When confusion might arise, page numbers include volume references; columns are marked with C1 and C2, e.g.
<P I,64.C1>
reads `first volume, page 64, column 1'. When page numbers are not
indicated, quarto (or folio) numbers are referred to instead (R =
`recto', V = `verso'), e.g.,
<P E4R>
reads `quarto E4, recto'.
(25) <R = `record'
The category `record' occurs in the Old English section of the Corpus only, as keyed in for the purposes of the Toronto Corpus (Healey and Venetzky 1980, cf. Note 5).
At the moment the different versions of the Helsinki Corpus are distributed by the HIT Centre/Humanities Information Technologies Research Programme (Allégaten 27, N-5007 Bergen, Norway; fax: +47-55-589470; e-mail: icame@hit.uib.no) and the Oxford Text Archive (Oxford University Computing Services, 13 Banbury Road, Oxford OX2 6NN, United Kingdom; fax: +44-1865-273275; e-mail: info@ota.ahds.ac.uk).

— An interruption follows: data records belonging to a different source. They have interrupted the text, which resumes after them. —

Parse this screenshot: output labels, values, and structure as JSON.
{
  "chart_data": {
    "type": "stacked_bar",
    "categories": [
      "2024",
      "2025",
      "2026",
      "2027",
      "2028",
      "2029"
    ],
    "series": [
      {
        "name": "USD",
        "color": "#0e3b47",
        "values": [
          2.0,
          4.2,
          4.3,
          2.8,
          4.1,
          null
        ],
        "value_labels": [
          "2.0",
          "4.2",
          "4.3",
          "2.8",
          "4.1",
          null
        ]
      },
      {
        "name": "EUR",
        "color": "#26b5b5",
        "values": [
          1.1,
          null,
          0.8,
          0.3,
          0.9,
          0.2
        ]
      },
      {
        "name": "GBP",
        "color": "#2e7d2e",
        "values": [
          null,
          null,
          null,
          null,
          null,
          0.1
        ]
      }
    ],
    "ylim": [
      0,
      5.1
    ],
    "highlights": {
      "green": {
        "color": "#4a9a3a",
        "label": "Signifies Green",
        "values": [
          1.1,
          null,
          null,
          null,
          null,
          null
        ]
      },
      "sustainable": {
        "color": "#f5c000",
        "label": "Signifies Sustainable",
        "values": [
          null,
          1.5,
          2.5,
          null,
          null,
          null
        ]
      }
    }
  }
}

For tape and diskette formats offered, please consult the order forms of the distributors.
The following versions are available (four sections of this guide accompany all versions as text files, see above):
1. For mainframe use the material is available in two versions:(1) 242 source files
(2) 1-file version, created by appending the 242 source files one after another
The tape distributed by the Oxford Text Archive contains the
1-file version of the Corpus (10 Mb in size; in ASCII or EBCDIC
code).
2. For microcomputer use the material is available in two main versions distributed by the HIT Centre only:
The 1-file version and the 242 source files are distributed as
compressed files to be decompressed with a program that
accompanies the diskettes. The compressed files are organized
to follow the sub-section division of the Corpus.
(2) WordCruncher files for MS-DOS machines
To use the WordCruncher files of the Corpus, first acquire the
WordCruncher program (version 4.1 or 4.30) and make sure that
it runs on your machine. The WCView part of the program permits
carrying out searches on words and phrases; the WCIndex part of
the program is needed for re-indexing the text files into new
versions. The program can be obtained from the Johnston and
Company (P.O. Box 446, American Fork, Utah 84003-0446, U.S.A.;
fax: +1-801-756-0242), or from the HIT Centre.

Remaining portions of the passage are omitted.